La diversité des situations met en lumière que chaque famille trouve son propre rythme face aux exigences modernes.
Flexibilité professionnelle : un atout ou un frein ?
Les questions posées sur la flexibilité offerte par les employeurs révèlent également un tableau contrasté. Gilpin explique sa situation d’entrepreneur indépendant : « Cela me donne flexibilité – mais signifie également qu’il n’y a pas… congé payé ».
Harville fait écho à ce sentiment : « Mon employeur n’a pas le choix – je suis mon employeur », soulignant ainsi que cette autodirection comporte aussi ses propres challenges.
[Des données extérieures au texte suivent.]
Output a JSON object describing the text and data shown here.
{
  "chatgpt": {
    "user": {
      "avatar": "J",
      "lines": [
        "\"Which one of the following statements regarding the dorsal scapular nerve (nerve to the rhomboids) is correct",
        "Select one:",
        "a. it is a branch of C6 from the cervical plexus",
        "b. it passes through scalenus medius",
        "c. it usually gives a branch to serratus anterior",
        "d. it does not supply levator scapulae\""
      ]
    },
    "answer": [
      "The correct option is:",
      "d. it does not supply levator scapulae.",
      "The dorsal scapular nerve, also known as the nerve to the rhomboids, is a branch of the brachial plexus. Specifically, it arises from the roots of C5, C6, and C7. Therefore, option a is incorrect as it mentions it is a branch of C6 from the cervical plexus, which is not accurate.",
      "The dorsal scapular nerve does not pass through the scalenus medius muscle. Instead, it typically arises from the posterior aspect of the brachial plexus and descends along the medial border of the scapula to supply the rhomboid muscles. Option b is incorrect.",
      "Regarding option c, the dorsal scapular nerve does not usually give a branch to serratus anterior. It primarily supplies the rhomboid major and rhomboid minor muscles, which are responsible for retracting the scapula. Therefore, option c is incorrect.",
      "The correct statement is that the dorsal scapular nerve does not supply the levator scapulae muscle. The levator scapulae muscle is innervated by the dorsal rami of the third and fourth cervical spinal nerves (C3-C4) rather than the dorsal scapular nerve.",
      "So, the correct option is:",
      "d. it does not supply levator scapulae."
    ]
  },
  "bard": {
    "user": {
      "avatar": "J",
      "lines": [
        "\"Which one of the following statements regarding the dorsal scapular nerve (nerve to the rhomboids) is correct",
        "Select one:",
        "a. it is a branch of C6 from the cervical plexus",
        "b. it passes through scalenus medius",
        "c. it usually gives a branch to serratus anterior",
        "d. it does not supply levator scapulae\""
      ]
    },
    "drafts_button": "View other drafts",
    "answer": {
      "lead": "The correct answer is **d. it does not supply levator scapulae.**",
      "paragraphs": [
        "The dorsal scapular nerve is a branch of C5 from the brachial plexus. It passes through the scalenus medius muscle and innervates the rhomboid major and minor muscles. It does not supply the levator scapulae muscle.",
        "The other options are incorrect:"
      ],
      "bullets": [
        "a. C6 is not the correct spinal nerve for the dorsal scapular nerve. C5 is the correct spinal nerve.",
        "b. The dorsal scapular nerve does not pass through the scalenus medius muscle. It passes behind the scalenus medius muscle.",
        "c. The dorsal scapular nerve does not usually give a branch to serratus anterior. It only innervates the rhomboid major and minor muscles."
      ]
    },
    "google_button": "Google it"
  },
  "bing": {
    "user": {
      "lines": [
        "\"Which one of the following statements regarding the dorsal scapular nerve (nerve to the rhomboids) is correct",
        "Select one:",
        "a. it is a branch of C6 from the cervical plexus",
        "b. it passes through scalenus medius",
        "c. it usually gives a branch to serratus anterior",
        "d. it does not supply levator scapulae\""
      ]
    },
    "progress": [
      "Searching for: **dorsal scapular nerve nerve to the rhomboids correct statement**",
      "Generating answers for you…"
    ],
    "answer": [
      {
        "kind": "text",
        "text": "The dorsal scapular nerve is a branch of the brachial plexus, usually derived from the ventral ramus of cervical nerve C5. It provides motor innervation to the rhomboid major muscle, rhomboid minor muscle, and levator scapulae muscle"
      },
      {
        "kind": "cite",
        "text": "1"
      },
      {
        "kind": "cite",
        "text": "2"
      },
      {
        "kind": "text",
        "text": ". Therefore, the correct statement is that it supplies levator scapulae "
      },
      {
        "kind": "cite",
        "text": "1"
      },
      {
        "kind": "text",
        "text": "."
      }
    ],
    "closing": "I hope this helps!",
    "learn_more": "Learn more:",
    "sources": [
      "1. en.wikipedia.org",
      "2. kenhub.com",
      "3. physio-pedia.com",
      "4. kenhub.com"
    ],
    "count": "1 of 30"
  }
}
En revanche, certains bénéficient d’une certaine compréhension dans leur milieu professionnel. Schilling déclare avoir pu tenir compte du fait qu’il est père avant tout cela lui permet même d’assister aux événements sportifs scolaires: “J’étais entraîneur… cette saison”.
Ben McChesney (41 ans) conclut quant à lui que même si sa situation actuelle lui offre cette flexibilité, cela n’a pas toujours été le cas auparavant dans sa carrière éducative où il se sentait découragé par sa direction.
Ces récits offrent insights importants non seulement sur les efforts déployés par cette nouvelle génération masculine pour redorer l’image paternelle mais aussi sur les défis qui persistent alors qu’ils tentent d’intégrer pleinement leur rôle familial tout en développant leur carrière professionnelle.